LPSヒト経口投与試験
近年になり、花粉症やアトピー性皮膚炎などアレルギー疾患が増加しています。この原因のひとつは、生活が土や家畜と離れ、環境中に存在するLPSへの暴露が減少し、もともとLPSの吸収によって成熟するようになっている免疫系のバランスが不均衡になっているからではないか、と考えられています。一方このことは、質と量をコントロールしてLPSを摂取することで、アレルギーの予防改善が可能であることを示唆しています。
ここでは、その可能性を支持する例として、ヒトでのアトピー性皮膚炎症例に対してLPS(パントエア菌由来;IP-PA1)を内服適用した臨床例を紹介します(帝京大学溝口病院にて実施)。
経口剤によるLPS療法の臨床応用を行い、経過を皮膚科医により経時的に観察できた5例の症例の概要は「資料1」に示すとおりです。症例は、すべて皮膚科医によりアトピー性皮膚炎と診断された患者です。何れも、難治性で経過の長い症例です。投与はLPS溶液(1μg/ml in 50%(w/v)グリセリン)を1回1ml、1日3回経口腔内に行いました。結果のまとめを表1に示します。5例中4例に、皮疹および掻痒感の改善が観察されました。症状あるいは他覚所見の増悪した症例はありませんでした。また、著効の見られた2例に関しては、経過の詳細を以下の「資料2」に示します。

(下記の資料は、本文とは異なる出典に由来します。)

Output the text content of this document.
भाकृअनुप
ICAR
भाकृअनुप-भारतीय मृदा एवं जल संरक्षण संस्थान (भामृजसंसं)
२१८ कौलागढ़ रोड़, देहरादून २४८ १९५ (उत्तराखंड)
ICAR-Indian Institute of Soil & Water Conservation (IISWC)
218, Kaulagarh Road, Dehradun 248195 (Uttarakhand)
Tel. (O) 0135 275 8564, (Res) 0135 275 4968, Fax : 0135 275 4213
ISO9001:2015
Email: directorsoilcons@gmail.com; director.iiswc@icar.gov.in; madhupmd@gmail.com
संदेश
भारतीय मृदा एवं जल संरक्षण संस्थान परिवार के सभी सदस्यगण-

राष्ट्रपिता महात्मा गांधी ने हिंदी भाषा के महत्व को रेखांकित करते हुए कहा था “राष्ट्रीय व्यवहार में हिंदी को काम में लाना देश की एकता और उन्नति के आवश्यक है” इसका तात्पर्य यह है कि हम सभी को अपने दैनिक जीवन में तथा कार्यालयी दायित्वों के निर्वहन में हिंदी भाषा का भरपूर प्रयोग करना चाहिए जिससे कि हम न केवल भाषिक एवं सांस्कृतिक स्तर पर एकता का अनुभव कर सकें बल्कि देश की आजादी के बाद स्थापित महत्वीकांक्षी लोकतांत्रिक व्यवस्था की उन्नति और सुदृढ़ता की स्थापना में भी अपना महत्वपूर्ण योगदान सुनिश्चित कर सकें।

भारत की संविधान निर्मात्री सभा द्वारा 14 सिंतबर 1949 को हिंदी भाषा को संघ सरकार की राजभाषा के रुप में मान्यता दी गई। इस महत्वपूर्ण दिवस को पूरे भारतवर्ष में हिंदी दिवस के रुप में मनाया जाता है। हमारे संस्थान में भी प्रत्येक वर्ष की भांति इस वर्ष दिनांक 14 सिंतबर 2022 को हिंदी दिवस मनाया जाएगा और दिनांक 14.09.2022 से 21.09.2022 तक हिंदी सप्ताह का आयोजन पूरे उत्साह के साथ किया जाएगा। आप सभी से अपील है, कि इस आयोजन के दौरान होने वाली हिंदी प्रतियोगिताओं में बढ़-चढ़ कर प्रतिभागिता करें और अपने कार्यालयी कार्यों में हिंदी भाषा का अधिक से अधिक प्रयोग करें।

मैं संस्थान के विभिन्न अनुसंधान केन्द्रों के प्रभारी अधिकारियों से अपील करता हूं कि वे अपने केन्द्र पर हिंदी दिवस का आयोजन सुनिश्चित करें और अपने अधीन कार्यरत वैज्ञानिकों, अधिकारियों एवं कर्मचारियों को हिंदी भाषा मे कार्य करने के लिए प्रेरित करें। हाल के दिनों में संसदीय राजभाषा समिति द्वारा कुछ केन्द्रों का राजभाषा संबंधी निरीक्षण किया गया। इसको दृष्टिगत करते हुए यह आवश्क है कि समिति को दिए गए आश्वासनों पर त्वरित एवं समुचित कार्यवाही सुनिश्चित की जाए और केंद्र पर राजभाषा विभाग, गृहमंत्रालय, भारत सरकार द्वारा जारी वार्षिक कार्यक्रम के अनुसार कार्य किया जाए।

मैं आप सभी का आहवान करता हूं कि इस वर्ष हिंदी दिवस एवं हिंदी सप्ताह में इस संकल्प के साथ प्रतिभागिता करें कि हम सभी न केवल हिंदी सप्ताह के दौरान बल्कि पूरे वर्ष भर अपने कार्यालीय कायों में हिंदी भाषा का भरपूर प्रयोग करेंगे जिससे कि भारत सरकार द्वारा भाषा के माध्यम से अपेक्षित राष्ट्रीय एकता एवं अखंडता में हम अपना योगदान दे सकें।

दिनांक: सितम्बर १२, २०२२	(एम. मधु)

本試験は、ダブルブラインド法あるいはケースコントロールスタディーではありません。しかし、症例の多くは、他の治療法に抵抗性で経過の長い例ですが、経口剤で5例中2例が著効であり、かなりの高頻度です。この2例は単なるプラセボ効果とは考えにくく、また、これらの患者は極めて、感謝していたことが報告されています。
表1
経口腔 | |
症例数 | 5 |
臨床効果 | |
著効 | 2(40%) |
有効 | 2(40%) |
不変 | 1(20%) |
悪化 | 0(0%) |
有効率 | 4 / 5(80%) |
アトピー性皮膚炎症例概要
自覚症状(掻痒感)は患者の訴えにより、軽度、中等度、高度に分類
投与後の皮疹の状態は、自他覚所見により軽度、中等度、著明改善、不変、悪化に分類
投与後の自覚症状(掻痒感)、軟膏の使用量は患者のコメントをそのまま記載
LPS溶液(1μg/ml in グリセリン)を1日3回、1回に1ml 服用させた。
投与後、2週間及び2ヶ月に外来受診し効果を評価した。
症例4
34才、女、主婦
診断:アトピー性皮膚炎
既往歴:4才小児喘息、10才よりアレルギー性鼻炎
現病歴:
7才より、全身性に掻痒感を伴う慢性の乾燥性の皮疹が出現し軟膏による治療を受けていたが、増悪と軽快を繰り返していた。当時は、皮膚科にて診察を受けるもアトピー性皮膚炎と、はっきりは診断されていなかった。
29才に全身の皮疹が極めて強度となり、皮膚科受診し、アトピー性皮膚炎の診断を受け、ステロイド軟膏による治療を受ける。
30才に視力低下を生じ、眼科にてアトピー性白内障と診断され、右水晶体摘出手術を受ける。その後も、皮疹は増悪を繰り返すため、都内の二箇所の大学病院の皮膚科受診した。そこでステロイドおよび抗ヒスタミン軟膏による治療を受けるも軽快しなかった。
34才より経口剤によるLPS療法を受ける。投与3日後より皮疹は軽快し、投与後1ヶ月には皮疹はほとんど消失し軽度の発赤を残すのみとなる。その後、現在までLPS療法を継続しているが、時に皮疹が出現するも数日で軽快している。
症例5
34才、男、公務員
診断:アトピー性皮膚炎
既往歴:特記すべきことなし
現病歴:
6才より慢性の皮疹が出現し、ステロイドクリームによる治療を繰り返し受けてきたが、あまり軽快しなかった。皮膚科にてアトピー性皮膚炎の診断を受けた。
20才より、皮疹が増悪し、ステロイドの内服および塗布を行うも、増悪と軽快を繰り返す。
27才より、皮疹の増悪および掻痒感などの自覚症状が極めてひどくなり、都庁に勤務し仕事を続けることが困難となり、配置転換となる。
32才より皮疹はさらに増悪し、掻痒感などの自覚症状も耐えがたくなり、休職し順天堂大学医学部に一ヶ月間に渡って入院、ステロイド療法と紫外線照射療法を受ける。しかし効果は一時的であった。
34才、経口剤によるLPS療法を開始する。約二週間の使用より、皮疹は改善し、二ヵ月後には、殆ど皮疹、掻痒感は消失する。現在までLPS療法を継続しているが、時々軽度の皮疹が出現するのみで経過している。